Mário usava uma Kodak Vest Pocket, máquina para amadores que apelidou de “Codaque”. As capturas resultaram em ampliações de 11×16,5cm em filtros nas cores preto, branco e sépia, com legendas em grafite. “Ele tinha uma câmera simples, mas conseguiu bons resultados”, afirma Bargmann. “Algumas imagens têm problemas mais críticos e difíceis de resolver, afinal ele tinha começado a fotografar há dois anos.”

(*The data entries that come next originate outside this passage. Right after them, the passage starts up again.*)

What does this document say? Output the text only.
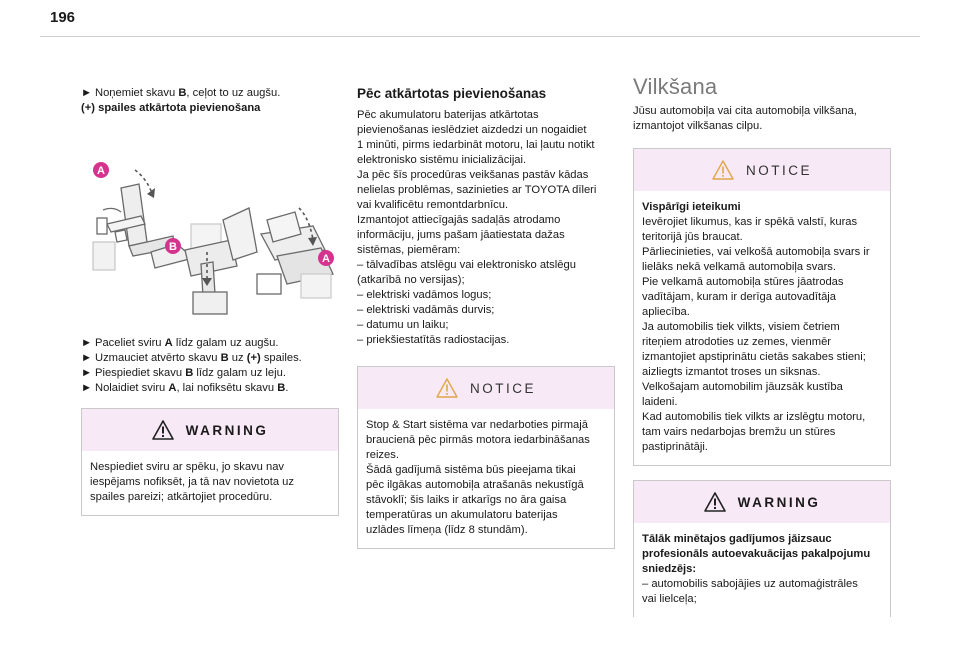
196
► Noņemiet skavu B, ceļot to uz augšu.
(+) spailes atkārtota pievienošana
A
B
A
► Paceliet sviru A līdz galam uz augšu.
► Uzmauciet atvērto skavu B uz (+) spailes.
► Piespiediet skavu B līdz galam uz leju.
► Nolaidiet sviru A, lai nofiksētu skavu B.
WARNING
Nespiediet sviru ar spēku, jo skavu nav
iespējams nofiksēt, ja tā nav novietota uz
spailes pareizi; atkārtojiet procedūru.
Pēc atkārtotas pievienošanas
Pēc akumulatoru baterijas atkārtotas
pievienošanas ieslēdziet aizdedzi un nogaidiet
1 minūti, pirms iedarbināt motoru, lai ļautu notikt
elektronisko sistēmu inicializācijai.
Ja pēc šīs procedūras veikšanas pastāv kādas
nelielas problēmas, sazinieties ar TOYOTA dīleri
vai kvalificētu remontdarbnīcu.
Izmantojot attiecīgajās sadaļās atrodamo
informāciju, jums pašam jāatiestata dažas
sistēmas, piemēram:
– tālvadības atslēgu vai elektronisko atslēgu
(atkarībā no versijas);
– elektriski vadāmos logus;
– elektriski vadāmās durvis;
– datumu un laiku;
– priekšiestatītās radiostacijas.
NOTICE
Stop & Start sistēma var nedarboties pirmajā
braucienā pēc pirmās motora iedarbināšanas
reizes.
Šādā gadījumā sistēma būs pieejama tikai
pēc ilgākas automobiļa atrašanās nekustīgā
stāvoklī; šis laiks ir atkarīgs no āra gaisa
temperatūras un akumulatoru baterijas
uzlādes līmeņa (līdz 8 stundām).
Vilkšana
Jūsu automobiļa vai cita automobiļa vilkšana,
izmantojot vilkšanas cilpu.
NOTICE
Vispārīgi ieteikumi
Ievērojiet likumus, kas ir spēkā valstī, kuras
teritorijā jūs braucat.
Pārliecinieties, vai velkošā automobiļa svars ir
lielāks nekā velkamā automobiļa svars.
Pie velkamā automobiļa stūres jāatrodas
vadītājam, kuram ir derīga autovadītāja
apliecība.
Ja automobilis tiek vilkts, visiem četriem
riteņiem atrodoties uz zemes, vienmēr
izmantojiet apstiprinātu cietās sakabes stieni;
aizliegts izmantot troses un siksnas.
Velkošajam automobilim jāuzsāk kustība
laideni.
Kad automobilis tiek vilkts ar izslēgtu motoru,
tam vairs nedarbojas bremžu un stūres
pastiprinātāji.
WARNING
Tālāk minētajos gadījumos jāizsauc
profesionāls autoevakuācijas pakalpojumu
sniedzējs:
– automobilis sabojājies uz automaģistrāles
vai lielceļa;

A primeira experiência de Mário com fotos foi em 1927, quando viajou ao Amazonas. Porém, o contato com essa expressão artística sempre existiu. O curador do livro conta que Mário recebia mensalmente revistas europeias com informações sobre fotografia. “Ele era uma pessoa muito curiosa e interessada nas coisas do seu tempo e retratos alimentavam essa curiosidade.”

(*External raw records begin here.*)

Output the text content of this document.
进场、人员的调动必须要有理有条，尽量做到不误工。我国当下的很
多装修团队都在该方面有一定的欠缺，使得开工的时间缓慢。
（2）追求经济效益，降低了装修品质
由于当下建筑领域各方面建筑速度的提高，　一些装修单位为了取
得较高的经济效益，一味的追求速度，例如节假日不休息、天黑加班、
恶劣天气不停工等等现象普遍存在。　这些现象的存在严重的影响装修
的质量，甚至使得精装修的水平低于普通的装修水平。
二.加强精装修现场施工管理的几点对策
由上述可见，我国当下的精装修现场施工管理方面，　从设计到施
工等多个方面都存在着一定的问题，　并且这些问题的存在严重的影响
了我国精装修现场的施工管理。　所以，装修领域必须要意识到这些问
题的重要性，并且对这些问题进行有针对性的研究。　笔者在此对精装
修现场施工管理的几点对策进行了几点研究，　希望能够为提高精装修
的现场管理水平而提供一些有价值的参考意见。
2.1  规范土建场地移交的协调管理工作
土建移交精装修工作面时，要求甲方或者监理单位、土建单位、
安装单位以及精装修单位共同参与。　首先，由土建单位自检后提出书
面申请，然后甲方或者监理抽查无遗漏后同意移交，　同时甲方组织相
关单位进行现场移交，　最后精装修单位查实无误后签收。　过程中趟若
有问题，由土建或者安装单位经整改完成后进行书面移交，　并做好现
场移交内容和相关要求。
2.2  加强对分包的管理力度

Foto de Gaveta da Salina em Macau, Rio Grande do Norte em 18 de janeiro, 1929, por Mário de Andrade – Foto: Acervo IEB-USP

O escritor viajou para o Nordeste com objetivo de pesquisar a cultura musical das representações dramáticas da região. Passou por Pernambuco, Alagoas, Rio Grande do Norte e Paraíba. “Para viabilizar essa viagem financeiramente, escrevia crônicas e mandava para o jornal Diário Nacional”, explica o documentarista. Os textos faziam parte da coluna Turista Aprendiz. Trechos deles estão no livro, forma encontrada pelo organizador para contextualizar o momento em que as fotos foram tiradas.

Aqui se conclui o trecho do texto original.